The representation and computational efficiency of the Tolman-Oppenheimer-Volkoff equations in isotropic coordinates

TL;DR

This paper introduces an analytical approach for solving the Tolman-Oppenheimer-Volkoff equations in isotropic coordinates to model relativistic stars, analyzing its computational efficiency and accuracy compared to existing methods.

Contribution

It presents a novel direct solution method in isotropic coordinates and evaluates its computational performance and accuracy relative to traditional curvature coordinate approaches.

Findings

Computational time increases with matter stiffness.

Mass difference initially grows with central energy density, then stabilizes.

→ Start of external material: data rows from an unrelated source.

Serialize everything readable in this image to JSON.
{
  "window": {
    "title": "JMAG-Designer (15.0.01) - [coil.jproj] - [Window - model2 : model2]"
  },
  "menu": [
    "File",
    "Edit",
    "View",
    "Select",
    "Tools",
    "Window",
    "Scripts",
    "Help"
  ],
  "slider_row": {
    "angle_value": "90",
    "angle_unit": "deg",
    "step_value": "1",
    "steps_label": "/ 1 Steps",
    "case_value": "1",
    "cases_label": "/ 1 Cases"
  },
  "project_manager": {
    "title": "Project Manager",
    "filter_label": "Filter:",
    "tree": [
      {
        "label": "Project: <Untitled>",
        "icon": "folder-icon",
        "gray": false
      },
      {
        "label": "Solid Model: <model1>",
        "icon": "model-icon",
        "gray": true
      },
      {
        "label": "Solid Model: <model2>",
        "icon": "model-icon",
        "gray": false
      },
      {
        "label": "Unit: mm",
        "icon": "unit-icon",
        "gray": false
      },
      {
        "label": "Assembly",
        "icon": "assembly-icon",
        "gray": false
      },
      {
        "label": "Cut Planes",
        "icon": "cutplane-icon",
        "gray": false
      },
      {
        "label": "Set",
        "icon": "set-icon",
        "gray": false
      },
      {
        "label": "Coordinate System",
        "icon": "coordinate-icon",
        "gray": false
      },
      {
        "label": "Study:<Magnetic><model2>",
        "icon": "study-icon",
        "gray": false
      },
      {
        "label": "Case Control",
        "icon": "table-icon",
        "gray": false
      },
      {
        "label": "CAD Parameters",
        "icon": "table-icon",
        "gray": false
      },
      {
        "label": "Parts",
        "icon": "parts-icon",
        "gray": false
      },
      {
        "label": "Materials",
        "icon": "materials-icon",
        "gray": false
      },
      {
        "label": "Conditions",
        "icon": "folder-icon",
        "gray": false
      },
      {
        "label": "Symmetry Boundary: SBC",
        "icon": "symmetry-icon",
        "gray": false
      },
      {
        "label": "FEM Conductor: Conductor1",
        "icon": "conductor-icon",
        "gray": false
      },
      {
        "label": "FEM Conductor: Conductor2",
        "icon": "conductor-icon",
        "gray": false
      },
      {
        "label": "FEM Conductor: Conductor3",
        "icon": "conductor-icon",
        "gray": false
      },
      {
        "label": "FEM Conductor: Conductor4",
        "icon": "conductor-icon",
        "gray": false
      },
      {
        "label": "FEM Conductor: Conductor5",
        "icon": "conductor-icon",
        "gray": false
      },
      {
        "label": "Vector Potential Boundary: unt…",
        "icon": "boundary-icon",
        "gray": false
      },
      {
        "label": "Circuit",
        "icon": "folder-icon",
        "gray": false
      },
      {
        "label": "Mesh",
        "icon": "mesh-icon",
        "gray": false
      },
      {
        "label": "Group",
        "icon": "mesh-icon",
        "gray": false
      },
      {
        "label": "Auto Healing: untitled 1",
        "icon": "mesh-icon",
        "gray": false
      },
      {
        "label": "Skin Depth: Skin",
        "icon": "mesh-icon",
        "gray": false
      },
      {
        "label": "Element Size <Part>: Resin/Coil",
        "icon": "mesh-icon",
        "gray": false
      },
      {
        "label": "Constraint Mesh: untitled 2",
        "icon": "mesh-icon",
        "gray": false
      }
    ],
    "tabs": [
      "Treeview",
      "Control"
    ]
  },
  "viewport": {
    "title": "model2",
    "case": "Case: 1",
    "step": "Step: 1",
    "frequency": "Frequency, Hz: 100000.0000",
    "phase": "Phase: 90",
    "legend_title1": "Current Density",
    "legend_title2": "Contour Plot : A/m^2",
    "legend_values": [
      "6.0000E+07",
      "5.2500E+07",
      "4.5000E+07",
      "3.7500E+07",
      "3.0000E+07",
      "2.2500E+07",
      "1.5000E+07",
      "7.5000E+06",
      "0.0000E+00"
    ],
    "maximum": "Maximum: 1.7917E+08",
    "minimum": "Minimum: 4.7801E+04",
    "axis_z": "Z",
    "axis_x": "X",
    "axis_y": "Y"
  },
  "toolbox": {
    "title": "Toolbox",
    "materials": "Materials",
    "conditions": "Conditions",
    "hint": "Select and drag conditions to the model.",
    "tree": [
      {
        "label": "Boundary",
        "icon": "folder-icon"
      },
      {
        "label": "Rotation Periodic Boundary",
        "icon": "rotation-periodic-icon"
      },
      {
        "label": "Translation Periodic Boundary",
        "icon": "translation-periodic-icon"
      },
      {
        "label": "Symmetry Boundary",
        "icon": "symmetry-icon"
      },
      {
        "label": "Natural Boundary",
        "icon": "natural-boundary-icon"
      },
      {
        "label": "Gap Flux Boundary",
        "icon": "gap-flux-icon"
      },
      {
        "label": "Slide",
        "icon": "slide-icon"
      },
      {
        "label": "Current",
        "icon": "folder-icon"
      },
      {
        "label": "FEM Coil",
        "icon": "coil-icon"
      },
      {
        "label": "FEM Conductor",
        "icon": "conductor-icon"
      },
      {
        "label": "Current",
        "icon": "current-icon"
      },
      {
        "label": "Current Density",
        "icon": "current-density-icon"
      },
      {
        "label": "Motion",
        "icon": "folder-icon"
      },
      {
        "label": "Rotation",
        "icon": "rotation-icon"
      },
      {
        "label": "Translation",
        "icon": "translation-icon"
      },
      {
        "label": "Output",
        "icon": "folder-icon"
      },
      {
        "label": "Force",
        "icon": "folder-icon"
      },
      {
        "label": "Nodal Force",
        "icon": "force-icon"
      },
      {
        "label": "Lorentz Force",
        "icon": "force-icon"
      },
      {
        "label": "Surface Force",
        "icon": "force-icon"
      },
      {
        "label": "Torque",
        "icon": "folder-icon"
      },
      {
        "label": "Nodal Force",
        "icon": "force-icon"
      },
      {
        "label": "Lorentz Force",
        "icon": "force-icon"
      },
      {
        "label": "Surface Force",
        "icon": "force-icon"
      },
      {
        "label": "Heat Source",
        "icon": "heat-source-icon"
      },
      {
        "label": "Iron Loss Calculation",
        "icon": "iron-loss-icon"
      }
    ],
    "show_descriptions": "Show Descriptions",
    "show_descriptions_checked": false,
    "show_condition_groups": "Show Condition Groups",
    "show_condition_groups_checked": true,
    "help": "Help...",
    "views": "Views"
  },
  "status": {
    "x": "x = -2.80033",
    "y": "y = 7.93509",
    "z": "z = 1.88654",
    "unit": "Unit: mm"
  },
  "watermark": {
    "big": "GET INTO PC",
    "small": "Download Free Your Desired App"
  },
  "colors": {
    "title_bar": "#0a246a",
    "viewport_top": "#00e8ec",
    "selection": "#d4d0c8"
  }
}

Proposed method's accuracy is comparable to existing packages.

Abstract

This study aims to provide an analytical scheme for computing equilibrium configurations of relativistic stars by solving the Tolman-Oppenheimer-Volkoff equations directly in isotropic polar coordinates, as opposed to the commonly applied methods of rescaling the radial profile of corresponding solutions obtained in curvature coordinates. This study also provides evidence that the differential equation for gravitational mass may be replaced by an algebraic expression relating the metric potential to the energy density in the form of the quartic equation. Nevertheless, the greater computational expense of evaluating the algebraic equation renders its application less efficient. A further objective of this study was to evaluate the performance of the present computational scheme in the computational time and numerical accuracy. Our results indicate that the computational time increases with the stiffness of the constituent matter inside the star. Conversely, the absolute difference between the gravitational mass obtained by the proposed method and that computed via the use of LORENE packages initially increases rapidly with the central energy density, but the rate of growth subsequently declines as the maximum mass configuration is approached.